The tracks on Press Play span the realm of Diddy expressing himself. There a clutch of straight-up party records, like the sensuous single “Come to Me” and “I Am”, which comes on like gangbusters, like the hottest soundtrack from the greatest blaxploitation hit never made. But some other tracks might surprise people with both the level of vulnerability and depth Diddy brings to his lyrical ruminations and the fiercely nuanced creativity of the sonic landscape. Check out “Makin’ It Hard,” featuring Mary J. Blige, which is nothing less than a beautifully percussive hip-hop version of the Blues. “Diddy Rock,” featuring Timbaland, mixes deep house cheekiness with a hip-hop sensibility, creating a vibe that transcends both, sounding like it’s of the 80s yet not from the 80s. “The Future” is almost a political statement, detailing aspects of what Diddy calls the “Afro-American dream” that’s as uplifting and powerful as it is dazzlingly danceable. These are the themes currently close to the heart of a brotha who’s “black, rich and dangerous” and yet still wants to make an impact and create a moment with the rhythms and rhymes that he sends out into the world like his children. “Special Feeling” is the best Prince track Prince hasn’t made in years, a horny, corny slice of wry the percolates with jazzy freshness. “Thought You Said,” featuring a guest vocal by Brandy, plays like Coldplay or David Gray lost in a hip-hop funhouse of sorts.

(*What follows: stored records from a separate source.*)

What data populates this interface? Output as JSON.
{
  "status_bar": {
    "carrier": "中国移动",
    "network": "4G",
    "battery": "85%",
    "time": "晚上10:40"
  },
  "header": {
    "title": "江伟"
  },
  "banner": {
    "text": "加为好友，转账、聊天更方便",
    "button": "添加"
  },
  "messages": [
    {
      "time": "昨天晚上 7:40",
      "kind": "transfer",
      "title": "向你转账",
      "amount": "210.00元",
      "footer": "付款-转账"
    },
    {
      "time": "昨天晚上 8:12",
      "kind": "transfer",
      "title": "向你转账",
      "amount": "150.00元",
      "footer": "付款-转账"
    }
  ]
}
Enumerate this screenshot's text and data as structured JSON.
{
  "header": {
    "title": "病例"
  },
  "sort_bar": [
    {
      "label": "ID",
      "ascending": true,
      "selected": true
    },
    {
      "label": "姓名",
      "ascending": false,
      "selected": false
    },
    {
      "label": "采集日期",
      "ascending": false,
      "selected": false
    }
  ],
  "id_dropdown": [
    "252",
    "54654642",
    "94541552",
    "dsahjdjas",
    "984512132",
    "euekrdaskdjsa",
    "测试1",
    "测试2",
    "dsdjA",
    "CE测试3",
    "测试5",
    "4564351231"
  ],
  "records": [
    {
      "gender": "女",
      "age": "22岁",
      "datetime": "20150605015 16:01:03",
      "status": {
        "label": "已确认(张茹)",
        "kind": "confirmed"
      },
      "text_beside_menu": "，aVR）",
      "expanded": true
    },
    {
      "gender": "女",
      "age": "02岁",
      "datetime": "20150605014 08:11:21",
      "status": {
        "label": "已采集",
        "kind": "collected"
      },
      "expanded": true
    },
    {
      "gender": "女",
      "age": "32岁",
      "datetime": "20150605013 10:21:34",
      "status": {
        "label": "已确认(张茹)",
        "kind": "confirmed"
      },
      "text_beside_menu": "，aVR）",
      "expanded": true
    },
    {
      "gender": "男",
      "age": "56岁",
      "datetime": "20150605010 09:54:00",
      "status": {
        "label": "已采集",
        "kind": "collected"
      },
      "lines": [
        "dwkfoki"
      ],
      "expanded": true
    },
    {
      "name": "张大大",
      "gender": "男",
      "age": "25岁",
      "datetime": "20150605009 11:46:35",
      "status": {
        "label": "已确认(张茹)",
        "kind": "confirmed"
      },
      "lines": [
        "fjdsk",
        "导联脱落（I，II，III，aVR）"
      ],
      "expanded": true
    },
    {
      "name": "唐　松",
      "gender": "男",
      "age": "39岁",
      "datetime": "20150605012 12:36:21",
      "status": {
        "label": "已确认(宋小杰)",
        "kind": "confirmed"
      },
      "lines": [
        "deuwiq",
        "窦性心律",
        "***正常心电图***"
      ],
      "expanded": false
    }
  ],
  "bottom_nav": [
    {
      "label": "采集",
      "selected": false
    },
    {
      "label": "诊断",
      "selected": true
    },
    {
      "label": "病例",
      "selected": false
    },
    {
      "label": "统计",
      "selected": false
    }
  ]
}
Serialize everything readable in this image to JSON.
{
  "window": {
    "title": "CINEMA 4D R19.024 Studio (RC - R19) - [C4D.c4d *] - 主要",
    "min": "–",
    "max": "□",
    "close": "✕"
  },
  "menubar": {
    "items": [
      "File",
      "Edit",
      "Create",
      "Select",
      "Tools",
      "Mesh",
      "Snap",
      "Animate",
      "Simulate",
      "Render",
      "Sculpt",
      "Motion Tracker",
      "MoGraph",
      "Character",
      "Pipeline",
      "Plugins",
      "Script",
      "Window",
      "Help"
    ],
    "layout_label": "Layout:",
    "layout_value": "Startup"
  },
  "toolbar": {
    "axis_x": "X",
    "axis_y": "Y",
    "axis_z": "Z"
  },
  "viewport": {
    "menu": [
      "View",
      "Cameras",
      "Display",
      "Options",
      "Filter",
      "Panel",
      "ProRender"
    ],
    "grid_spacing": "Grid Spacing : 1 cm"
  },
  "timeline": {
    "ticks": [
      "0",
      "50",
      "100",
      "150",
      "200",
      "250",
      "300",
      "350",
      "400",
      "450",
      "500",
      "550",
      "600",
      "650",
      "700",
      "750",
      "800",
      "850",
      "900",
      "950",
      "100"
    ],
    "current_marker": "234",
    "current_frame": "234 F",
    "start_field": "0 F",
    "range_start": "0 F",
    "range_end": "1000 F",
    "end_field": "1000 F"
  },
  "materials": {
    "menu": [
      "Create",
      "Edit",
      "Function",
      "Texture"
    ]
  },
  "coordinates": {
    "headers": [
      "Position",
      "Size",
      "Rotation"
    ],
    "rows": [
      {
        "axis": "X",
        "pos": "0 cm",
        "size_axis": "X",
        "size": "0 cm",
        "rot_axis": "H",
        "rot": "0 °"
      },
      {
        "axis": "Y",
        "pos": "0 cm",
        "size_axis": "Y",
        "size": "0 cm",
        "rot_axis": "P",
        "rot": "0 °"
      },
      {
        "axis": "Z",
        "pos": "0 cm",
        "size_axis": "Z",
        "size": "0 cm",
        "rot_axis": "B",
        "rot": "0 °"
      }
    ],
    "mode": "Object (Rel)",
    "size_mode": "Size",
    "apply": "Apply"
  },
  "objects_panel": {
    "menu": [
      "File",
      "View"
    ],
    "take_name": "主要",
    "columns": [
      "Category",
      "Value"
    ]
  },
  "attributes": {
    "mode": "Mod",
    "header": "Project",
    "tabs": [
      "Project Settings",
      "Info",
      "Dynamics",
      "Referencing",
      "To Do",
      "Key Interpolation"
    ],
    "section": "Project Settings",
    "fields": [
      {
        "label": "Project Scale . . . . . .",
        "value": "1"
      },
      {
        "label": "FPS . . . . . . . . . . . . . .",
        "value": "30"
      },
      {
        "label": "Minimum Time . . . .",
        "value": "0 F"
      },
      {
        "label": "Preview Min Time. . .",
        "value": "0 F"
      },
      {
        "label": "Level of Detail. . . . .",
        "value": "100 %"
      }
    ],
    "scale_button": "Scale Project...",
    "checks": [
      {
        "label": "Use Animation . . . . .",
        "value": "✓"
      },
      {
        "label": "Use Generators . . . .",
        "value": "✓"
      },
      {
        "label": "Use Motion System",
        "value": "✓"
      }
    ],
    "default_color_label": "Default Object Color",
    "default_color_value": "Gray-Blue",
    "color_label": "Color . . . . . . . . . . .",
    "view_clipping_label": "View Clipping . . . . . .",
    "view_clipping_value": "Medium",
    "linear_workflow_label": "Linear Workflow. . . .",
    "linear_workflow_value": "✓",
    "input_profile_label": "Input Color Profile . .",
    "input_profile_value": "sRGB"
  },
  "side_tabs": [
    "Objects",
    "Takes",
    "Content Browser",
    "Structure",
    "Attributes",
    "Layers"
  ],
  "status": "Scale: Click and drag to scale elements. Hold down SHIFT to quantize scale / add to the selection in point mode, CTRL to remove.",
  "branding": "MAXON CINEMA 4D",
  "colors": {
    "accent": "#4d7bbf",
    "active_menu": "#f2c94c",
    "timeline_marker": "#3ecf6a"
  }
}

Sounds like nothing you’ve ever heard of, right? Sounds like an impressively broad-based mélange, right? Something you need to experience? It is.

Mainly because Diddy is a man who grabs big chunks of life to create his own experiences, who yearns to share that experience with a world that, frankly, hasn’t seen a great many Diddys in it’s midst. “The best thing I could have done,” he says, “was to step away for a while. While I was away from making music, I was able to fall in love with a lot of other genres of music but still love hip-hop. What I’m bringing this time is a level of experience. The resume speaks for itself, but sometimes I think people actually forget that I’ve worked with everyone, from Sting to Aretha Franklin to Mariah Carey to Barry White to Ice Cube to Biggie to Snoop to Jay –Z. I got something outta that, it’s not just poppin’ shit. Imagine getting to work with all those incredible people, imagine touring all over the world. You gotta take something away from those experiences. I hang out in Harlem, I chill below 14th Street. I go to hip-hop clubs, techno clubs. All that is gonna go into you and if you’re not producing music at that time it’s living inside you, so when I decided to get back behind the board and produce a new record, it all felt fresh, it felt new, it felt exciting.”